Whether the mandatory 24-hour waiting period is nonetheless invalid because in practice it is a substantial obstacle to a woman's choice to terminate her pregnancy is a closer question. The findings of fact by the District Court indicate that because of the distances many women must travel to reach an abortion provider, the practical effect will often be a delay of much more than a day because the waiting period requires that a woman seeking an abortion make at least two visits to the doctor. The District Court also found that in many instances this will increase the exposure of women seeking abortions to "the harassment and hostility of antiabortion protestors demonstrating outside a clinic." 744 F. Supp., at 1351. As a result, the District Court found that for those women who have the fewest financial resources, those who must travel long distances, and those who have difficulty explaining their whereabouts to husbands, employers, or others, the 24-hour waiting period will be "particularly burdensome." Id., at 1352.

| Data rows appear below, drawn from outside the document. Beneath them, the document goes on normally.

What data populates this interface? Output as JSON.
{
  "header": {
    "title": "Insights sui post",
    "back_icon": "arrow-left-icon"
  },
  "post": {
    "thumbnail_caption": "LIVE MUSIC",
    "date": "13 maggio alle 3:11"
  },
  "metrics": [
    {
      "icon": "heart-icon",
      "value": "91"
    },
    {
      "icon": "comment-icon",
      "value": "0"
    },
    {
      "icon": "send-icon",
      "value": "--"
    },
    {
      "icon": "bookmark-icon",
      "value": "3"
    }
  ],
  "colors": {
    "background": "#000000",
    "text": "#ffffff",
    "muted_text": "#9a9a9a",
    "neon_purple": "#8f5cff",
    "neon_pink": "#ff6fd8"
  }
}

These findings are troubling in some respects, but they do not demonstrate that the waiting period constitutes an undue burden....as we have stated, under the undue burden standard a State is permitted to enact persuasive measures which favor childbirth over abortion, even if those measures do not further a health interest. And while the waiting period does limit a physician's discretion, that is not, standing alone, a reason to invalidate it. In light of the construction given the statute's definition of medical emergency by the Court of Appeals, and the District Court's findings, we cannot say that the waiting period imposes a real health risk.
The analysis in Casey, in other words, is whether or not the burden imposed by state law "imposes a real health risk."  The 5th Circuit reduces that analysis to:  "Suck it up and take it.  It won't kill you.  Probably."

Charlie Pierce was right:  this law was simply courtroom bait to get a case to the Supremes that would overturn Roe.  Texas started this fight (Roe v. Wade came out of Texas long, long ago); I hope Texas doesn't finish it.